Een opgewonden jonge stem uit de menigte dorpelingen schreeuwde luidkeels. ‘Waarom moeten we met die Tanu wachten tot Finiah? Over twee dagen vertrekt er een karavaan van kasteel Doortocht. Laten we onze pijlen gaan slijpen en meteen zo’n Hoogverhevene te pakken nemen!’
Een paar van de anderen lieten hun instemming blijken. Maar Burke kwam als een woest geworden mannetjesalligator uit zijn bad overeind en riep: ‘Bedaar, jullie bescheten lummels! Niemand raakt dit ijzer aan zonder mijn toestemming! Het moet geheim blijven. Wil je alle bereden Tanu tegelijk op je nek? Velteyn zou een krijs laten horen als een op zijn staart getrapt beest als we te vlug onze kaarten laten zien. Hij zou Nodonn kunnen roepen of versterkingen kunnen laten komen uit het zuiden!’
Daar werd over nagedacht. De opgewonden jongeman riep: ‘Wanneer we ijzer tegen Finiah gebruiken, weten ze het ook. Waarom niet nu?’
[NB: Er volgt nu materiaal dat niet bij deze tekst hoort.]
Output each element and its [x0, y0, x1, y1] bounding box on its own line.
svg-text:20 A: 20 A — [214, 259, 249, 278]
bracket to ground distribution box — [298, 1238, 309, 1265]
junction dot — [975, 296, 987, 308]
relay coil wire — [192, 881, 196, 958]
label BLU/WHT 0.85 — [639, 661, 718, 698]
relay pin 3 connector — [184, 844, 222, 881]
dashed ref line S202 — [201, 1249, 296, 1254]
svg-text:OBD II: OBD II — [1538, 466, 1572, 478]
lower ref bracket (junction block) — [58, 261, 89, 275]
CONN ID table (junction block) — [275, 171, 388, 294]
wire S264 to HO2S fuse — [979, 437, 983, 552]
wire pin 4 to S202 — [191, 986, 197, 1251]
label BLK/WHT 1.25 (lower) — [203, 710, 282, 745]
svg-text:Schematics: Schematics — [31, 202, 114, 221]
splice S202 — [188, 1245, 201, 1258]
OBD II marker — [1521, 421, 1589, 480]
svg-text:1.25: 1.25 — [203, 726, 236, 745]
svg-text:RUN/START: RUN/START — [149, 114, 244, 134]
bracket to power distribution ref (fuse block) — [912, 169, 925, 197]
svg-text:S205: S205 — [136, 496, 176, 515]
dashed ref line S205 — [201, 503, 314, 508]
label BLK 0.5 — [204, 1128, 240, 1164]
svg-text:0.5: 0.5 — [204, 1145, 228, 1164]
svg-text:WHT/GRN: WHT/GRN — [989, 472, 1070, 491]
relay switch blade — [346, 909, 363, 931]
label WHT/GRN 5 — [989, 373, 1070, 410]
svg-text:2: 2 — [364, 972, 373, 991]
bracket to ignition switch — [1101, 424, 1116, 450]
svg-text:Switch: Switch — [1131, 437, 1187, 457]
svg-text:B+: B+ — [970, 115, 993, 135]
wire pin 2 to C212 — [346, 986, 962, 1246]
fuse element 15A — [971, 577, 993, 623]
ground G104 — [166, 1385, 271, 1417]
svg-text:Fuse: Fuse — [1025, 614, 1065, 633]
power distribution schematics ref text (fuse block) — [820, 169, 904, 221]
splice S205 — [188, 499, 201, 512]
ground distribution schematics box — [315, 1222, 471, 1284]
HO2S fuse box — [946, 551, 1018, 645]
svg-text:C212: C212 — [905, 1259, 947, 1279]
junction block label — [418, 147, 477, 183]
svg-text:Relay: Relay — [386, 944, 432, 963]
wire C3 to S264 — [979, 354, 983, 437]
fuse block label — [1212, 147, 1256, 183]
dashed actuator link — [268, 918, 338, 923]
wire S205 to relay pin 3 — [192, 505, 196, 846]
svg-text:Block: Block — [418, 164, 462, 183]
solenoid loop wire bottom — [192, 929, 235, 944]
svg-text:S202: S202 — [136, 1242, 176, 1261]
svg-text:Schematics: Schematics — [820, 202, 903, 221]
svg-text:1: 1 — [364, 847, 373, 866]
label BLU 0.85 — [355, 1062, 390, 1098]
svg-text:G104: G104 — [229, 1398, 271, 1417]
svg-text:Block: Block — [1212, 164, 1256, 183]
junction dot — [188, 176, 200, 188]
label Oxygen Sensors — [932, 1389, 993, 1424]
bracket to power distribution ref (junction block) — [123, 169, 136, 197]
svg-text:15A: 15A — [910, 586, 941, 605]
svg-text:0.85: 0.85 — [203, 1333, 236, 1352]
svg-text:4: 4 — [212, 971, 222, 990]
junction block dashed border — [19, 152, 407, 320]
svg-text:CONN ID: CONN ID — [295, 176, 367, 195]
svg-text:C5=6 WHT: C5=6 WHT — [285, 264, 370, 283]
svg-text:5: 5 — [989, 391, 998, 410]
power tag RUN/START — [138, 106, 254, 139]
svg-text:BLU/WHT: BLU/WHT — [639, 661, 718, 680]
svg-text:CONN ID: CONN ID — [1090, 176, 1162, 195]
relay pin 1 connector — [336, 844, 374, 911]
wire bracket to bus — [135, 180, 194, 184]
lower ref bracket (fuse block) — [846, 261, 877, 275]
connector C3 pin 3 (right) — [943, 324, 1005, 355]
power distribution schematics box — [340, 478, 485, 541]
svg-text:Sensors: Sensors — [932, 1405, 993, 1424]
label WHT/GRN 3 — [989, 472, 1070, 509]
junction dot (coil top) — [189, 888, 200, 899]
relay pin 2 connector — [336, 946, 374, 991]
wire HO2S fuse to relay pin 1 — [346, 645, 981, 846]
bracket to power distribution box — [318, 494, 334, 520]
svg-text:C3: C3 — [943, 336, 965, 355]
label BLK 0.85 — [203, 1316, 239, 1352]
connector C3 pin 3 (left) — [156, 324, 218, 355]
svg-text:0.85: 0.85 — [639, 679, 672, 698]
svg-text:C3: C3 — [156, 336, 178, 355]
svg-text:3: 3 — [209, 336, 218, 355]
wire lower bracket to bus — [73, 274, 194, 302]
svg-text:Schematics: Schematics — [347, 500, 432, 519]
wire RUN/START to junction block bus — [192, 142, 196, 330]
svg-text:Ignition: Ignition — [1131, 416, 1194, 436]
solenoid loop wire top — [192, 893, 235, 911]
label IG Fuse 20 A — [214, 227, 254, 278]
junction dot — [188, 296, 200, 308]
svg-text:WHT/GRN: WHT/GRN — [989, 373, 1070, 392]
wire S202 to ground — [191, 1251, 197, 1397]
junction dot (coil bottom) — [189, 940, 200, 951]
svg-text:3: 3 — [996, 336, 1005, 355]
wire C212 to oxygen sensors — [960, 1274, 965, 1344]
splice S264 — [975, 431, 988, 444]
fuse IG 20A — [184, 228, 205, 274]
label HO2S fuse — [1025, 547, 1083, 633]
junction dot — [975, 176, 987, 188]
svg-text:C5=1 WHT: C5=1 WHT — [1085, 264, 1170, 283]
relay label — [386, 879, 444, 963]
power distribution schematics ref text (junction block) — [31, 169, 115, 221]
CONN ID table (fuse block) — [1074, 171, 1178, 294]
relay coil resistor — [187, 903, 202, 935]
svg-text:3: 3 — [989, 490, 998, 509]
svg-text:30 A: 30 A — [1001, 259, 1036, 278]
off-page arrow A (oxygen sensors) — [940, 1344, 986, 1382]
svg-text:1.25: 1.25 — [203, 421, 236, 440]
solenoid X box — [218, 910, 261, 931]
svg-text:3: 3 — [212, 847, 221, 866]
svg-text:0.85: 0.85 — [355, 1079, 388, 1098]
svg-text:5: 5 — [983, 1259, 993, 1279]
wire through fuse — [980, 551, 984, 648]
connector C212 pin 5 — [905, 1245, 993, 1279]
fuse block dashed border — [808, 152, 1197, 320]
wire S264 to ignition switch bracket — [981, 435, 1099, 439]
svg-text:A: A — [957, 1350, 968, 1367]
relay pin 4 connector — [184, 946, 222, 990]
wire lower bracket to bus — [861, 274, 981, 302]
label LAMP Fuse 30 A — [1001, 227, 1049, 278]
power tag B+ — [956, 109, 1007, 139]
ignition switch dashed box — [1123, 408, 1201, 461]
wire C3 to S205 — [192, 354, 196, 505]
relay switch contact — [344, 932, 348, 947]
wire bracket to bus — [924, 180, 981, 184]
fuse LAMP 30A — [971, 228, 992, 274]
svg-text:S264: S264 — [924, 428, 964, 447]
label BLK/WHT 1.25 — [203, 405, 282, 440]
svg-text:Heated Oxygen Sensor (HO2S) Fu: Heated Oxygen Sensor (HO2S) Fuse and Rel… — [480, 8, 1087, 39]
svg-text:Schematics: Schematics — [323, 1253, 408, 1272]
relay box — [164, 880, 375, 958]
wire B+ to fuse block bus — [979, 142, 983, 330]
‘Omdat,’ zei Burke op de lijzig-sarcastische toon die hij vroeger had gebruikt om onervaren melkmuilen van advocaten de mond te snoeren, ‘de aanval op Finiah begint net even voor de Wapenstilstand die aan de Grote Veldslag voorafgaat. Niemand van de overige Tanu zal dan veel aandacht besteden aan Velteyns moeilijkheden. Je weet hoe die buitenaardsen denken. Niets, maar dan ook niets mag de voorbereidingen voor die glorierijke vechtpartij in de weg staan. Twee of drie dagen voor de Wapenstilstand—wanneer we denken aan te vallen—zal geen Tanu op Aarde Finiah komen helpen. Niet hun makkers, zelfs niet om hun bariummijn te redden, zelfs niet om mensen op hun donder te zitten die met ijzer zijn bewapend. Ze zijn er dan allemaal alleen maar op gebrand om naar het zuiden, naar de spelen te trekken.’
De menigte viel in groepjes uiteen om na te kaarten over die verbazend eenzijdig gerichte belangstelling van de buitenaardse sportlui en Burke begon zich aan te kleden. Uwe merkte pesterig op dat de Tanu bijna net zo gek waren als de Ieren wanneer het erom ging een knokpartij op touw te zetten zonder over de gevolgen na te denken. Iedereen begon te lachen en geen enkele zoon of dochter van Erin liet iets horen ter verdediging. De gedachte flitste door Burke heen dat daar een reden voor moest zijn en dat hij moest weten welke dat was, maar op datzelfde ogenblik kreeg Khalid Khan zijn verwondingen in de gaten. ‘Machtige Allah, Peo! Je hebt jezelf lelijk zitten krabben, of niet?’
Burkes linkerbeen was rondom de kuit afzichtelijk ingedeukt langs een purperrood litteken van zeker twintig centimeter. Hij gromde. ‘Een aandenken van zo’n eenhoornig varken! Steffi werd erdoor gedood en ik was bijna even ver weg. Pegleg heeft me naar Amerie teruggesleept. Hooglopende bloedvergiftiging- Maar ze wist het af te stoppen. Het ziet er verschrikkelijk uit, maar ik kan lopen, ik zou zelfs kunnen rennen als ik er de prijs voor over had.’